Although some evidence of this effect was seen in the customer loyalty experiment, it might be an especially likely happening in the concept testing arena. Because people who drop out of these surveys tend to be less interested in the concept being tested than individuals who do not, reporting findings based only on the opinions of those who complete the survey would tend to result in biased, inflated estimates of concept interest. As Web studies lengthen, they would seem to be more prone to this bias.
The outcomes of these experiments therefore reinforce the notion that efforts should be made to minimize mid-survey termination rates by keeping Web questionnaires short. It is, of course, a bad idea to put extra, unnecessary questions in any sort of survey, no matter what the data collection method. The temptation to add extra questions on the Web can be great, however, given that there often seems to be very little incremental cost incurred for doing so. In fact, the cost can be huge - causing the entire set of study findings to result in questionable estimates.

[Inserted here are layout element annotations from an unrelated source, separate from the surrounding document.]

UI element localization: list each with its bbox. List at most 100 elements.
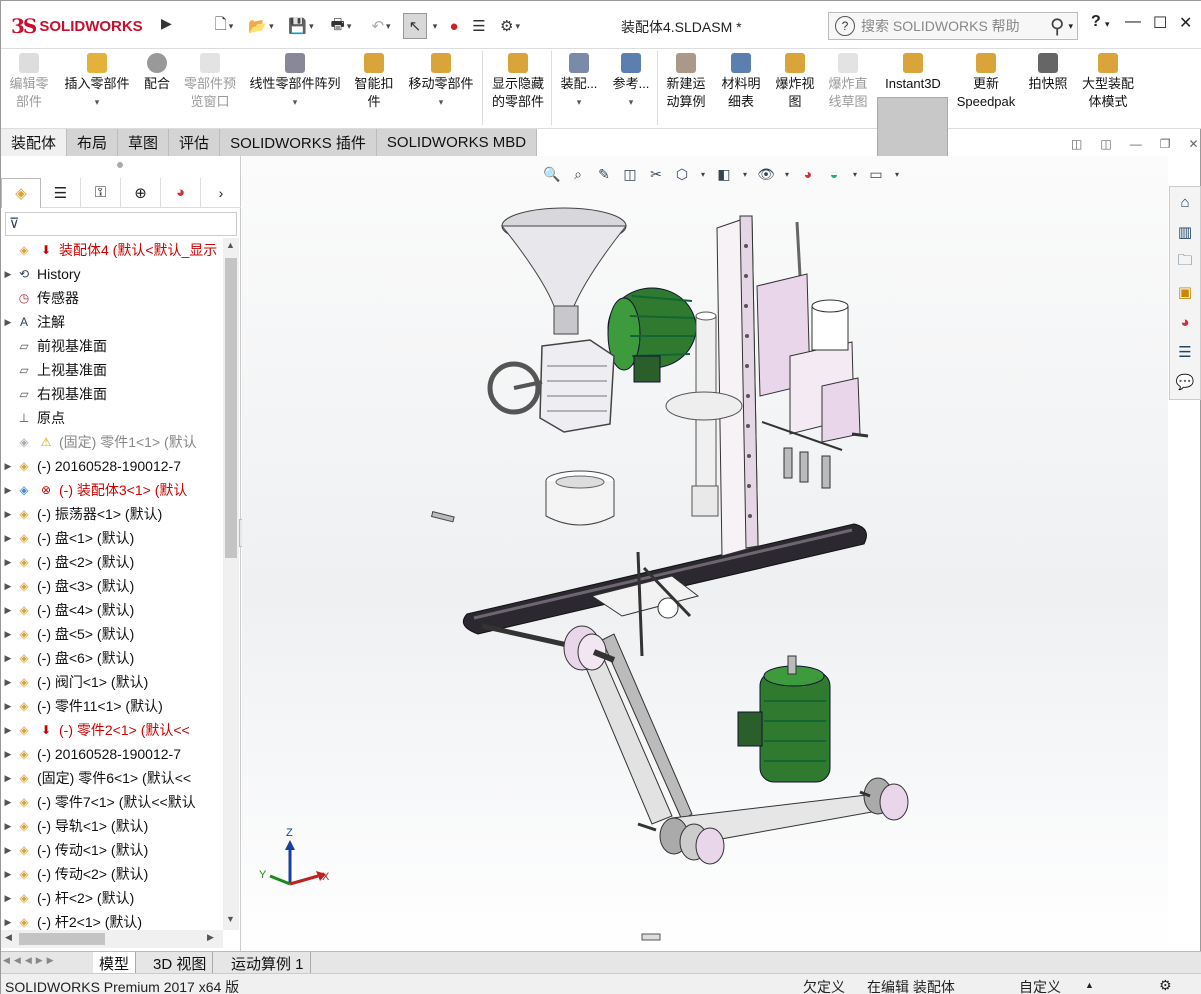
solidworks-logo[interactable]: 3S SOLIDWORKS (11, 11, 143, 41)
maximize-button[interactable]: ☐ (1153, 13, 1167, 33)
tree-item[interactable]: ⊥ 原点 (1, 406, 223, 430)
expand-arrow-icon[interactable]: ▶ (1, 797, 15, 808)
hand-wheel[interactable] (487, 361, 543, 415)
show-hidden-components-button[interactable]: 显示隐藏的零部件 (487, 53, 549, 111)
tree-item[interactable]: ▶ ◈ (-) 盘<2> (默认) (1, 550, 223, 574)
expand-arrow-icon[interactable]: ▶ (1, 845, 15, 856)
scroll-thumb[interactable] (19, 933, 105, 945)
file-properties-button[interactable]: ☰ (469, 13, 489, 39)
rebuild-button[interactable]: ● (445, 13, 463, 39)
save-button[interactable]: 💾 ▾ (285, 13, 317, 39)
appearances-icon[interactable]: ◕ (1170, 307, 1200, 337)
tree-item[interactable]: ◷ 传感器 (1, 286, 223, 310)
search-dropdown-icon[interactable]: ▾ (1068, 21, 1073, 32)
dropdown-arrow-icon[interactable]: ▾ (293, 93, 298, 111)
tree-item[interactable]: ▶ ◈ (-) 20160528-190012-7 (1, 454, 223, 478)
tree-item[interactable]: ▱ 上视基准面 (1, 358, 223, 382)
tree-item[interactable]: ▶ ◈ (-) 零件7<1> (默认<<默认 (1, 790, 223, 814)
tab-layout[interactable]: 布局 (67, 129, 119, 156)
menu-expand-icon[interactable]: ▶ (161, 15, 172, 32)
select-button[interactable]: ↖ (403, 13, 427, 39)
tree-item[interactable]: ▶ ◈ (-) 杆2<1> (默认) (1, 910, 223, 930)
smart-fasteners-button[interactable]: 智能扣件 (351, 53, 397, 111)
tree-item[interactable]: ▶ ◈ ⊗ (-) 装配体3<1> (默认 (1, 478, 223, 502)
filter-funnel-icon[interactable]: ⊽ (9, 215, 19, 232)
tree-item[interactable]: ▶ ◈ ⬇ (-) 零件2<1> (默认<< (1, 718, 223, 742)
tree-item[interactable]: ◈ ⚠ (固定) 零件1<1> (默认 (1, 430, 223, 454)
expand-arrow-icon[interactable]: ▶ (1, 533, 15, 544)
tree-item[interactable]: ▶ ◈ (-) 盘<5> (默认) (1, 622, 223, 646)
tree-item[interactable]: ▶ ◈ (-) 盘<1> (默认) (1, 526, 223, 550)
tree-item[interactable]: ▶ ◈ (-) 盘<6> (默认) (1, 646, 223, 670)
expand-arrow-icon[interactable]: ▶ (1, 893, 15, 904)
expand-arrow-icon[interactable]: ▶ (1, 869, 15, 880)
tree-item[interactable]: ▶ ⟲ History (1, 262, 223, 286)
update-speedpak-button[interactable]: 更新Speedpak (953, 53, 1019, 111)
expand-arrow-icon[interactable]: ▶ (1, 629, 15, 640)
expand-arrow-icon[interactable]: ▶ (1, 653, 15, 664)
ring-cup[interactable] (545, 470, 615, 526)
motor-bottom[interactable] (737, 655, 831, 783)
move-component-button[interactable]: 移动零部件 ▾ (403, 53, 479, 111)
hopper-funnel[interactable] (500, 207, 628, 335)
expand-arrow-icon[interactable]: ▶ (1, 677, 15, 688)
tab-3d-view[interactable]: 3D 视图 (147, 952, 214, 974)
dropdown-arrow-icon[interactable]: ▾ (629, 93, 634, 111)
tab-sketch[interactable]: 草图 (118, 129, 170, 156)
expand-arrow-icon[interactable]: ▶ (1, 557, 15, 568)
edit-component-button[interactable]: 编辑零部件 (5, 53, 53, 111)
explode-line-sketch-button[interactable]: 爆炸直线草图 (823, 53, 873, 111)
drive-belt-lower[interactable] (481, 623, 895, 847)
rebuild-status-icon[interactable]: ⚙ (1159, 977, 1172, 994)
units-system[interactable]: 自定义 (1019, 977, 1061, 994)
tab-mbd[interactable]: SOLIDWORKS MBD (376, 129, 538, 156)
tree-item[interactable]: ▶ ◈ (-) 导轨<1> (默认) (1, 814, 223, 838)
print-button[interactable]: 🖶 ▾ (325, 13, 357, 39)
tree-item[interactable]: ▶ ◈ (-) 盘<4> (默认) (1, 598, 223, 622)
custom-properties-icon[interactable]: ☰ (1170, 337, 1200, 367)
tree-item[interactable]: ▱ 右视基准面 (1, 382, 223, 406)
property-manager-tab[interactable]: ☰ (41, 177, 81, 208)
graphics-area[interactable]: 🔍 ⌕ ✎ ◫ ✂ ⬡ ▾ ◧ ▾ 👁 ▾ ◕ ◒ ▾ ▭ ▾ Z X Y (242, 156, 1168, 951)
take-snapshot-button[interactable]: 拍快照 (1025, 53, 1071, 93)
tile-right-icon[interactable]: ◫ (1100, 137, 1111, 151)
tree-item[interactable]: ▶ ◈ (-) 盘<3> (默认) (1, 574, 223, 598)
select-dropdown[interactable]: ▾ (429, 13, 439, 39)
new-motion-study-button[interactable]: 新建运动算例 (661, 53, 711, 111)
tree-item[interactable]: ▶ ◈ (-) 传动<1> (默认) (1, 838, 223, 862)
feature-manager-tab[interactable]: ◈ (1, 177, 41, 208)
tree-item[interactable]: ▱ 前视基准面 (1, 334, 223, 358)
small-pin-part[interactable] (430, 511, 455, 523)
expand-arrow-icon[interactable]: ▶ (1, 821, 15, 832)
expand-arrow-icon[interactable]: ▶ (1, 317, 15, 328)
open-doc-button[interactable]: 📂 ▾ (245, 13, 277, 39)
help-dropdown-icon[interactable]: ▾ (1105, 19, 1110, 30)
large-assembly-mode-button[interactable]: 大型装配体模式 (1077, 53, 1139, 111)
expand-arrow-icon[interactable]: ▶ (1, 773, 15, 784)
tree-item[interactable]: ▶ ◈ (-) 振荡器<1> (默认) (1, 502, 223, 526)
dropdown-arrow-icon[interactable]: ▾ (577, 93, 582, 111)
scroll-down-icon[interactable]: ▼ (226, 914, 235, 924)
display-manager-tab[interactable]: ◕ (161, 177, 201, 208)
hexagonal-chamber[interactable] (539, 339, 615, 433)
component-preview-button[interactable]: 零部件预览窗口 (179, 53, 241, 111)
view-palette-icon[interactable]: ▣ (1170, 277, 1200, 307)
exploded-view-button[interactable]: 爆炸视图 (771, 53, 819, 111)
doc-restore-icon[interactable]: ❐ (1160, 137, 1171, 151)
configuration-manager-tab[interactable]: ⚿ (81, 177, 121, 208)
motor-top[interactable] (607, 287, 697, 383)
expand-arrow-icon[interactable]: ▶ (1, 581, 15, 592)
minimize-button[interactable]: — (1125, 13, 1141, 31)
tree-item[interactable]: ▶ ◈ (-) 阀门<1> (默认) (1, 670, 223, 694)
bill-of-materials-button[interactable]: 材料明细表 (717, 53, 765, 111)
insert-component-button[interactable]: 插入零部件 ▾ (59, 53, 135, 111)
linear-pattern-button[interactable]: 线性零部件阵列 ▾ (245, 53, 345, 111)
instant3d-button[interactable]: Instant3D (881, 53, 945, 93)
tree-item[interactable]: ▶ ◈ (-) 传动<2> (默认) (1, 862, 223, 886)
tab-model[interactable]: 模型 (93, 952, 137, 974)
expand-arrow-icon[interactable]: ▶ (1, 917, 15, 928)
tab-motion-study[interactable]: 运动算例 1 (225, 952, 311, 974)
forum-icon[interactable]: 💬 (1170, 367, 1200, 397)
file-explorer-icon[interactable]: 🗀 (1170, 247, 1200, 277)
tree-item[interactable]: ▶ ◈ (-) 20160528-190012-7 (1, 742, 223, 766)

If studies cannot be kept short, researchers might get more reliable estimates of the opinions of a population by including in findings survey responses offered by those who terminated the questionnaire, as well as those who completed it. Such an action would, of course, go against years of marketing research tradition and could make compiling and reporting study results a more difficult and confusing process.
Researchers could also work to circumvent the issue by adopting standard surveys for concept testing purposes. Because concept test results are often compared to survey scores received by products previously introduced to the marketplace, the relative appeal of a particular concept is often more indicative of its likely marketplace success than the absolute numbers resulting from the survey. If standard concept tests are used, bias caused by survey termination would likely still exist, but it might be fairly consistent across sets of studies of concepts of similar appeal.
One thing survey researchers should not do is ignore this issue. As Web surveys lengthen, dropout rates will increase. If results are compiled based only on respondents who complete the questionnaires, findings likely will be affected. Researchers should not let their desire to ask more questions lead them down a path to biased data.